La Source s’est dotée d’une charte dans laquelle sont définis ses objectifs, ses valeurs et ses engagements. Elle compte actuellement une centaine de coopérateurs, une équipe active d’une quinzaine de bénévoles et moins de 10 clients par jour. Elle a décidé, au vu de la situation économique actuelle, d’appliquer le tarif coopérateur à tous ses clients. Nous voilà donc devant le 4 rue Félix Terrier dans le 20ème (entre Porte de Montreuil et Porte de Bagnolet). La façade du magasin est large et se présente sous un air de “boutique au coin de la rue”, ni désuet, ni clinquant. De larges fenêtres éclairent le lieu.

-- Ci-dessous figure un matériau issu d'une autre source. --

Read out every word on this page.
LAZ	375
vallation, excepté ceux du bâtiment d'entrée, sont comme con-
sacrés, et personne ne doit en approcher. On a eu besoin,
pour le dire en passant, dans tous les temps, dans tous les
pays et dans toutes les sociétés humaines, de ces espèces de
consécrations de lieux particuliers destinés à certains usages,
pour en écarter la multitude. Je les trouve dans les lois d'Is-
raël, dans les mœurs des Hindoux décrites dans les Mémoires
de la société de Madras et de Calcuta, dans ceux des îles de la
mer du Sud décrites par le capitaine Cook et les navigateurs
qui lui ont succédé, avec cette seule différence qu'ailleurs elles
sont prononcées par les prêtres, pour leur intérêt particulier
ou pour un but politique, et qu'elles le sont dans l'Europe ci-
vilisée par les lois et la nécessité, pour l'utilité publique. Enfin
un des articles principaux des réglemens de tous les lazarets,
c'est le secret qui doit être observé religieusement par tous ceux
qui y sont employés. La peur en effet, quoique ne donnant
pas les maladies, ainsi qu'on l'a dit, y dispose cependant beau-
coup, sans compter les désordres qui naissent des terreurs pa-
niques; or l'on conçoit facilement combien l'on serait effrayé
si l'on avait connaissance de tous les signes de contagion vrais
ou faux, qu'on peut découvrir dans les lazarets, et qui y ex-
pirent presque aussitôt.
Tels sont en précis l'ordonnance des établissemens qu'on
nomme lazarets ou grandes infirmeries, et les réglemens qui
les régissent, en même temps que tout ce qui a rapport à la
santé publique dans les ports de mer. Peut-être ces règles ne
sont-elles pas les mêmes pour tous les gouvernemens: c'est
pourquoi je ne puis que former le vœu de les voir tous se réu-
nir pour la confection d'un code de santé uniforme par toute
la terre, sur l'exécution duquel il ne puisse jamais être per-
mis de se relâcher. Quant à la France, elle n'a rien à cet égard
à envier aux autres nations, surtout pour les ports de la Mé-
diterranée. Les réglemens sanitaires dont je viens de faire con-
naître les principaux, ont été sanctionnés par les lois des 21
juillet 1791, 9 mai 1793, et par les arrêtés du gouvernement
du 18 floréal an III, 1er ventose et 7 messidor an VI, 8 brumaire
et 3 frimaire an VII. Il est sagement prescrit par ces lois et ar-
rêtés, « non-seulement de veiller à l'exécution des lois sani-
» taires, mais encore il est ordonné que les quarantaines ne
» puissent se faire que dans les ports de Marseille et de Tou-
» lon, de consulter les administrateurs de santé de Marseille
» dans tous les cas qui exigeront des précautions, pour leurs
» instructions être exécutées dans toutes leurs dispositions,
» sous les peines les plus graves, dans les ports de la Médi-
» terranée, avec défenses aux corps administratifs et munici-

Nous entrons et nous retrouvons presque l’installation de la rue du Borrégo : le choix de produits vendus en vrac dans des bocaux en verre de récupération et consignés (légumes secs, farine, riz, pâtes, boulghour, huile, vinaigre, sel, sucre, épices, thé, café, bicarbonate, lessive, shampoing etc), des légumes et fruits bio ou issus de circuits courts en provenance de Périgny s/Yerre (94) ou Piscop (95), des produits laitiers, des œufs, du chocolat, des conserves etc et même des huiles essentielles et des bonbons colorés en gélatine (végétale) près de la caisse comme dans toute épicerie digne de ce nom. Les petits rideaux cousus en tissu africain qui égayent et cachent le bas des rayonnages sont toujours là.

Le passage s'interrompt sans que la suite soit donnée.